The five nature recovery projects include:
- Wendling Beck, Norfolk – It is near Dereham and the project aims to create and restore habitat across 10,000 hectares of the river valley, as well as the farmland. The project will focus more on sustainable farming practices while boosting wildlife from green-winged orchids to turtle doves into the natural habitat.
- Purple Horizons – This scheme will cover around 10,000 hectares across the West Midlands conurbation. The projects will focus on connecting and restoring fragmented heathlands, carbon storage, delivering habitat creation, and connecting communities with greener areas in Walsall.
- Somerset Wetlands – It will run across about 60,000 hectares of the Somerset Levels and Moors. This project will aim at restoring the ecological processes, reducing pollution, managing wetlands sustainably, and improving resilience to drought and floods.
- Cambridge Nature Network – The project focuses on the development of accessible and wildlife-rich habitats in and around the city. It will cover around 9,200 hectares to convert a new meadow and turn farmland into chalk grassland for new tree plantations in the city.
- Wye Valley, Peak District – It will cover approximately 10,000 hectares and the project focuses on supporting bugs and amphibians. The surveys will assess more opportunities and habitats for private investment for increasing natural habitats. Even hundreds of residents will get access to connect with nature in this reserve.
Connecting Communities With Nature
The nature recovery projects will be vast and range from working with local landowners for natural habitat creation to restoring dew ponds. They will also concentrate on improving carbon storage ways, as well as connecting fragmented wetlands and heathlands. Hence, green tourism will boost in the country. Meanwhile, the communities in the marginalized regions will have better access to nature via bridleways and expanding footpaths.
According to environment minister Rebecca Pow, these five nature recovery projects are the epitome of large-scale and interesting restoration. This restoration is vital to bring a step-change in nature’s recovery process in England. These projects will significantly lead to achieving the government’s target to stop the decline of species and to protect 30 percent of the land by 2030. That’s how it will enable the government to improve the condition of the environment.
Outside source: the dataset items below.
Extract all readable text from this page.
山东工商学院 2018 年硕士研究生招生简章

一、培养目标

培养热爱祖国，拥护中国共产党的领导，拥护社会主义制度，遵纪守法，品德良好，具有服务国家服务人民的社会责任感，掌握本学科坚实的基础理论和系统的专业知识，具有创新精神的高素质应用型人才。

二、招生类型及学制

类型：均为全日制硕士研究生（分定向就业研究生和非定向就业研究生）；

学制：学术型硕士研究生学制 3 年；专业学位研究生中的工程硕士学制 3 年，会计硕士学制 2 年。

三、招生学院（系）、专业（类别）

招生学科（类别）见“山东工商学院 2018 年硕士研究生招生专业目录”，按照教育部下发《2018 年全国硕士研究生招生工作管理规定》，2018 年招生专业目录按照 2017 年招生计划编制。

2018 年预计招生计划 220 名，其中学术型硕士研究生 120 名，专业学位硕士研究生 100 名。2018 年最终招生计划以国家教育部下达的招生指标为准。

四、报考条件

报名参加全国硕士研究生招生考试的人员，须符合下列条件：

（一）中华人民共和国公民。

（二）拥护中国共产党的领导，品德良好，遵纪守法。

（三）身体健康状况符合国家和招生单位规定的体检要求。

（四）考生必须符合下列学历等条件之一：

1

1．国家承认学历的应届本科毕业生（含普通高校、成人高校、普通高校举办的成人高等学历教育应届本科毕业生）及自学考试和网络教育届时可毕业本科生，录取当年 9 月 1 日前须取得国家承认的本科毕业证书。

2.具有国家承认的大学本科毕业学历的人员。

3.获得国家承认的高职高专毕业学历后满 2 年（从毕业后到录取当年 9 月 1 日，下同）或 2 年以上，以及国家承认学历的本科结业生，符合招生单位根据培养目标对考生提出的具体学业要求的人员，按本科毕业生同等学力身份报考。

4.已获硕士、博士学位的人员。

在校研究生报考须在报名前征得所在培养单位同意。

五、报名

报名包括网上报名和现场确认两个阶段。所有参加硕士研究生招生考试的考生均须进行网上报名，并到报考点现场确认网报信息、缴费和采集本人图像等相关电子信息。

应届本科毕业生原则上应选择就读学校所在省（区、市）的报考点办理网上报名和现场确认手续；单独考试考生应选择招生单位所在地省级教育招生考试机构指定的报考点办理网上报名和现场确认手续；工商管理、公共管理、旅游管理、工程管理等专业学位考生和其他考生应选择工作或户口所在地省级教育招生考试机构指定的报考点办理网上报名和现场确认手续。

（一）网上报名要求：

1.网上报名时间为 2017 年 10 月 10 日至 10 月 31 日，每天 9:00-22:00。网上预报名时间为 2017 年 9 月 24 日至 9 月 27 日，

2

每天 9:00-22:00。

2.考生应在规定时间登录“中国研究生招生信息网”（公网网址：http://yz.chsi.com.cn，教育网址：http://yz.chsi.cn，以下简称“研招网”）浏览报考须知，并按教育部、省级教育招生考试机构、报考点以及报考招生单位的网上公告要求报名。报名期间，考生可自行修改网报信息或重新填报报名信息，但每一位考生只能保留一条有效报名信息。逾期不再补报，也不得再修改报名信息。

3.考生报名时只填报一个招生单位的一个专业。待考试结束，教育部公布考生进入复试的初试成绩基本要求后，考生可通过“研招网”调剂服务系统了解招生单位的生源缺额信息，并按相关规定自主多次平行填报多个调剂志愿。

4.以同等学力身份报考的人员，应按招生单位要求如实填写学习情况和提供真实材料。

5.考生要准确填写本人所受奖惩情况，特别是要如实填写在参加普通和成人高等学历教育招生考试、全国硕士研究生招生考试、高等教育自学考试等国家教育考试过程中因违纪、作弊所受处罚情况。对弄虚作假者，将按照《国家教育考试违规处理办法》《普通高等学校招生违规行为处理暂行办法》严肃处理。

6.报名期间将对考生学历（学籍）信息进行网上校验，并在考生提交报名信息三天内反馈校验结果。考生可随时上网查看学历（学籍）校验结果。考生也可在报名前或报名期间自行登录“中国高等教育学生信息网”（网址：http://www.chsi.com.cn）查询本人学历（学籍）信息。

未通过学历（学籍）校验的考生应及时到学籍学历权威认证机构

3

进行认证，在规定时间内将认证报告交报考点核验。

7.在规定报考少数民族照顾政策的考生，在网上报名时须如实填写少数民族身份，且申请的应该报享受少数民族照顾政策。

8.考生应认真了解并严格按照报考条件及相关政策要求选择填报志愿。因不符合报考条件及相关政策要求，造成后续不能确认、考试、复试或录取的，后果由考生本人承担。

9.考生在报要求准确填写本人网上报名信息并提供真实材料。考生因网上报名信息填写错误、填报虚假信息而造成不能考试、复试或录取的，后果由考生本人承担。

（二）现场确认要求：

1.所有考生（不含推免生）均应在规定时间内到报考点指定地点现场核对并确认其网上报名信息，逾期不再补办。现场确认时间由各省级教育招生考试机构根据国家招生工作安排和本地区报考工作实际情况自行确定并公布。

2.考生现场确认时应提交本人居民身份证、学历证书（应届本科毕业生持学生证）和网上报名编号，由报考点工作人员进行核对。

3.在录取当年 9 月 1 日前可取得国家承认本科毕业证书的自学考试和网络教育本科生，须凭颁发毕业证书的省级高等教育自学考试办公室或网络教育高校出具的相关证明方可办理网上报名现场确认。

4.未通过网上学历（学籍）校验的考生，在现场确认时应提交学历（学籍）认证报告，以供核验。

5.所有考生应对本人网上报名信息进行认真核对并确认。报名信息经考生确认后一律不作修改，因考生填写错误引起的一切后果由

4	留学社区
Even Natural England chairperson, Tony Juniper, says that nature recovery is possible if we take action at a specific scale. Plus, good partnerships are essential for its success. With the successful completion of these five landmark projects, the country will recover habitats and species. It’s possible thanks to the collaborations with a wide range of organizations and landowners. Hopefully, this will lead to advantages for wildlife, public well-being, local economies, and changing climate.